Saturday October 2nd, 1999 at The Bottleneck in Lawrence, KS
Don Caballero, Proudentall, & The String and Return

Don Caballero Don Caballero Proudentall The String & Return [more]

It doesn't rain all that much in Kansas, unless of course it's night and I'm heading over to Lawrence. Another rainy night puts me in the Taurus traveling down K-10 on the way to Lawrence for a show with an early (9:45) start time. $7 seemed a little steep but I heard that Don Caballero cost the club a few big ones in guarantee money so that explains the extra couple dollars tacked onto the ticket price - call it the wank tax.

Euphone cancelled at the last minute making room for Kansas City's The String and Return on the bill. Their music is lush, shoe-gazing indie rock with high delicate vocals. The band is a five piece with two guitars (Jaguar & Les Paul) that complement each other well. I had seen them before and commented on the way their songs highlight the excellent drumming, but tonight I was more focused on the ability of their lead guitarist. He displays an incredible skill to sculpt sounds (with only a minimum of effect pedals) that transport you into their slow and dreamy world (think Mogwai meets Pedro the Lion). In the closer, he played a searing guitar line that, although was a bit predictable, grew and swelled until it erupted in a explosion of controlled noise. Divine!

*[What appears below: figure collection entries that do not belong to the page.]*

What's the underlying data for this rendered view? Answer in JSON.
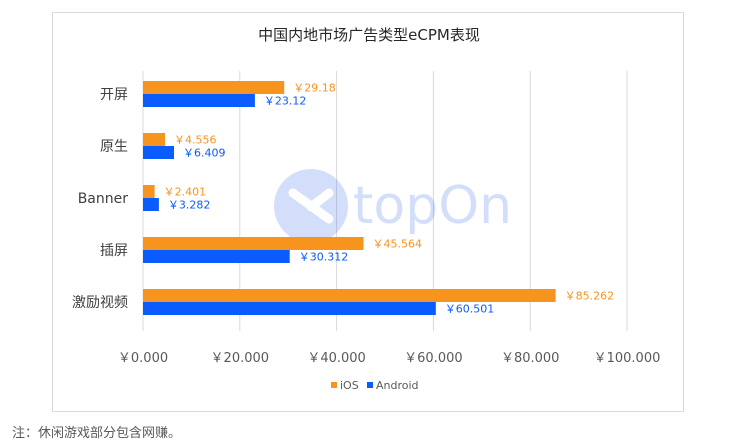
{
  "chart_data": {
    "type": "bar",
    "orientation": "horizontal",
    "title": "中国内地市场广告类型eCPM表现",
    "categories": [
      "开屏",
      "原生",
      "Banner",
      "插屏",
      "激励视频"
    ],
    "series": [
      {
        "name": "iOS",
        "color": "#f7941d",
        "values": [
          29.18,
          4.556,
          2.401,
          45.564,
          85.262
        ],
        "labels": [
          "￥29.18",
          "￥4.556",
          "￥2.401",
          "￥45.564",
          "￥85.262"
        ]
      },
      {
        "name": "Android",
        "color": "#0b5cff",
        "values": [
          23.12,
          6.409,
          3.282,
          30.312,
          60.501
        ],
        "labels": [
          "￥23.12",
          "￥6.409",
          "￥3.282",
          "￥30.312",
          "￥60.501"
        ]
      }
    ],
    "xlim": [
      0,
      100
    ],
    "xticks": [
      0,
      20,
      40,
      60,
      80,
      100
    ],
    "xtick_labels": [
      "￥0.000",
      "￥20.000",
      "￥40.000",
      "￥60.000",
      "￥80.000",
      "￥100.000"
    ],
    "grid": true,
    "legend_position": "bottom"
  },
  "watermark": "topOn",
  "footnote": "注：休闲游戏部分包含网赚。"
}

Because of The String and Return's long opening set, Proudentall were already facing a short set. Even shorter after equipment failures during Proudentall's lengthy set up. Throughout the band's existence they have toyed with different line-ups although recently they have been playing as a three piece adding Breeze on violin and Mike Walker on trombone for the first few songs in the set. Although it was hard to hear over Matt Dunehoo's guitar stack, it sounded like the band may have changed the violin parts from the last time I saw them, making them work better with the other instruments.

The band's set included a number of new songs which they plan to record next week with Ed Rose, and although the new material varies from climbing, drawn out rock numbers to short bursts of noisy energy the band is best when they keep their rhythmic songs to under three minutes with only minimal repetition. Although vocals are kept sparse, Dunehoo has created refrains and choruses for guitar using shifting and growing chord progressions that tell the story of the songs.

Around a hundred folks had found their way to the front of the club to watch Don Caballero set up their ample gear. I was expecting a four piece but only three came, That second guitar role had been changing around a lot lately anyway. When remaining guitarist Ian Williams and new bassist M Eric Topolsky [both of which also play in Storm & Stress] finished, they kicked a pedal, recorded a few plucked notes, and left the stage forcing a monotonous and repetitive four note pattern on the audience for fifteen minutes.

When the band returned they continued to punish the audience with their complicated musical (and non-musical) vision. And although drummer Damon Che complained several times that he was unable to hear himself [it was the first time I've ever heard a drummer ask for more of himself in the monitors], they were incredibly tight. Williams would often play a quick riff, record it on his pedal, then play an entirely different guitar part around the initial repeating riff - two guitars for the price of one! Their songs twisted and turned and returned, often without any reason - mathrock has order, this was chaos!

As I listened to the band I tried desperately to count their rhythms and anticipate the stops and changes but it only gave me a headache. I was not alone in my dismay as Danny Mac (drummer from often intensely complicated The Hillary Step) walked out shaking his head - it was too much for him too and by the end of their set the crowd had thinned to about thirty fans up front witnessing Don Caballero.

As I began to think what I would write in my review of the band's live show, I came to the conclusion that while I certainly appreciated the band for their instrumental mastery, their incredible originality, and their desire to create regardless of audience, it was all too much for me. The song structures of their earlier work have dissolved and we're left with three instruments soloing wildly and only occasionally syncing up for accent before spiraling off into another round of chaotic, but well orchestrated, noise.